Barry walked to get out of the house, to not smell his disintegrating life anymore. He wore a dress shirt, which was clean because he had nowhere to wear a dress shirt, no jobs, no interviews. Everything else was filthy because laundry detergent was out of the budget.
Down an alley, only blocks from home, he heard some music coming from a party and laughs from friends he didn’t have. The sounds made him smile when they could have easily made him sad.
A guy stumbled into the alley, setting a plastic plate of food on top of a closed garbage can and jumping into a waiting ride.
As Barry approached, he saw a heap of potato salad on the plate and an open gate. Everyone inside the gate looked drunk and happy.
He took the plate, wiped the guy’s fork with his forearm, and took a bite of potato salad.
Barry was not a party crasher nor particularly an opportunist.

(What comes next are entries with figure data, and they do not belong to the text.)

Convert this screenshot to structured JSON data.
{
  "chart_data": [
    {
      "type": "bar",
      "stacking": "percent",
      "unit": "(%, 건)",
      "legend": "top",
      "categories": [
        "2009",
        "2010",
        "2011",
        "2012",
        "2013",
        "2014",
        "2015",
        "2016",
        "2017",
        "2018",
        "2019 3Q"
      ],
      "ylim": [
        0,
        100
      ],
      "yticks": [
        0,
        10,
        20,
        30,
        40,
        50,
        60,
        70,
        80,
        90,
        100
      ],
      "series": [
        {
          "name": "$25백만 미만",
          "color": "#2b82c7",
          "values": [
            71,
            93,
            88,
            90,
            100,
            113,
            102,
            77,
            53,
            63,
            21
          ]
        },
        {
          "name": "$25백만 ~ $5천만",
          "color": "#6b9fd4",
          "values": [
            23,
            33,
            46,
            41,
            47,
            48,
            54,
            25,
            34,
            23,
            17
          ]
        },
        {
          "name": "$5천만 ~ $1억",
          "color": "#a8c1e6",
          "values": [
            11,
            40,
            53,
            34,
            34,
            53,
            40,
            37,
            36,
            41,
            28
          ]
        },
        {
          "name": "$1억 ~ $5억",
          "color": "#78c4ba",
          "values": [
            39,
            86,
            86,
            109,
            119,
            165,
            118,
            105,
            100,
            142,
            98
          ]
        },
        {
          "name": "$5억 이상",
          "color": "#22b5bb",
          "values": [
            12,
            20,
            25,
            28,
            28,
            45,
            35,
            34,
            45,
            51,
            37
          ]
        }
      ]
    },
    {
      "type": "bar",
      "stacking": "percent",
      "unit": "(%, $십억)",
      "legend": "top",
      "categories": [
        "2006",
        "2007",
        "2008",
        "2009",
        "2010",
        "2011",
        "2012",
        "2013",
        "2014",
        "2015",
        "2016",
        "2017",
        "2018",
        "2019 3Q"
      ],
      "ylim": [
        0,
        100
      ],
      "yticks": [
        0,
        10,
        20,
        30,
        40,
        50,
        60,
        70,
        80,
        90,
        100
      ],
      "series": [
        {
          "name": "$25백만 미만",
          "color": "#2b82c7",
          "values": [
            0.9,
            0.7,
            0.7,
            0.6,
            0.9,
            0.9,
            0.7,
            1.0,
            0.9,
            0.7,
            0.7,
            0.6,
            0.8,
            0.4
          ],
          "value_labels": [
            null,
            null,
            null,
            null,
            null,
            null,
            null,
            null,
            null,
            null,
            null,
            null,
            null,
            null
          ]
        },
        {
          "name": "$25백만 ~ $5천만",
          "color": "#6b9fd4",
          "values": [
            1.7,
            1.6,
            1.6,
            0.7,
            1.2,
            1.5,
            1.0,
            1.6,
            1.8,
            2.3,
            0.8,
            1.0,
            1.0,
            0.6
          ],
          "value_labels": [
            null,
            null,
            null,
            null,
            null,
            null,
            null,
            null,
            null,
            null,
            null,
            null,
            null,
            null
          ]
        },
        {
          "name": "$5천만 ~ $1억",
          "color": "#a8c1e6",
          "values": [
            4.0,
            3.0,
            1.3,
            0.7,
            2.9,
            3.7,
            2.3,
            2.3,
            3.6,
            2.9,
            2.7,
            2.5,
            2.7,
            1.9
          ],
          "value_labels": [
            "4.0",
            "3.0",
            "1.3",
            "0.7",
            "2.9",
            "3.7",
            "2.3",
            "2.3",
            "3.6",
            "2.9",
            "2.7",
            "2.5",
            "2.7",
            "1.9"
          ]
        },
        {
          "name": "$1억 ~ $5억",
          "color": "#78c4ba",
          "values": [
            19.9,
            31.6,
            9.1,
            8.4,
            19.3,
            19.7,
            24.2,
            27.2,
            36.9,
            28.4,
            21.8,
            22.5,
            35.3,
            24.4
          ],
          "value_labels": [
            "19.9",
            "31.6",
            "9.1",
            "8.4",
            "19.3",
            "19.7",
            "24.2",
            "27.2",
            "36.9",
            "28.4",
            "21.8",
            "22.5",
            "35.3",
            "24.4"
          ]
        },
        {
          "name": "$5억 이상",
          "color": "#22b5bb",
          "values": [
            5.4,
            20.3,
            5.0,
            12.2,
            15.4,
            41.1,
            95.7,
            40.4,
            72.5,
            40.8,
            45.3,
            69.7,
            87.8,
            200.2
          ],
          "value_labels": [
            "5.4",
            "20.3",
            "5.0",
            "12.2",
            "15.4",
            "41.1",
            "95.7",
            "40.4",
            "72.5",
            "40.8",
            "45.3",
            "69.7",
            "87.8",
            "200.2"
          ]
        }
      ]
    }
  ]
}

But he was hungry and desperate and he knew that a good rule of life was that no matter where you are, act like you belong.
He was holding the same plate and potato salad that belonged to the partygoers.
The squared chunks of potato in the mustard-based goo acted as his ticket.
He walked into the party as though he had been there all afternoon, headed for a table loaded with white wine in ice buckets.
The crowd looked friendly and harmless. He hoped he did as well.
He smiled at a woman holding a wine glass with more lipstick than her lips could have possibly held, quickly took a clean glass from the table and poured himself a sip.
“Oh, sugar!” The woman blurted “ Are you driving? Michael’s so proud of that vintage he’ll be a wreck if we don’t go through a few cases.”
She stepped over to Barry, freckly cleavage making little faces at Barry as she walked.
Abruptly, she snatched the plate of potato salad out of his hand and tossed it onto an overflowing garbage can.
Barry clenched his stomach muscles and hoped he didn’t gasp.
The woman leaned in. “That’s Barbara’s barely doctored store-bought crap. My beef tips are inside next to Ernie’s chicken chili.Come.”
The wine glass woman took Barry by the sleeve, the sleeve he had wiped the man’s fork with, the sleeve that was one of two clean ones in his whole apartment. He smiled at his new friend and followed her inside the home for beef tips.
She soon found another friend, talking at them while Barry put a dent in Ernie’s chicken chili, whoever Ernie was, then he walked back outside.
The potato salad and the plastic plate were still on top of the pile. Barry fetched it, grabbed a fresh fork, a bottle of Michael’s prized wine, and walked back out into the alley toward home.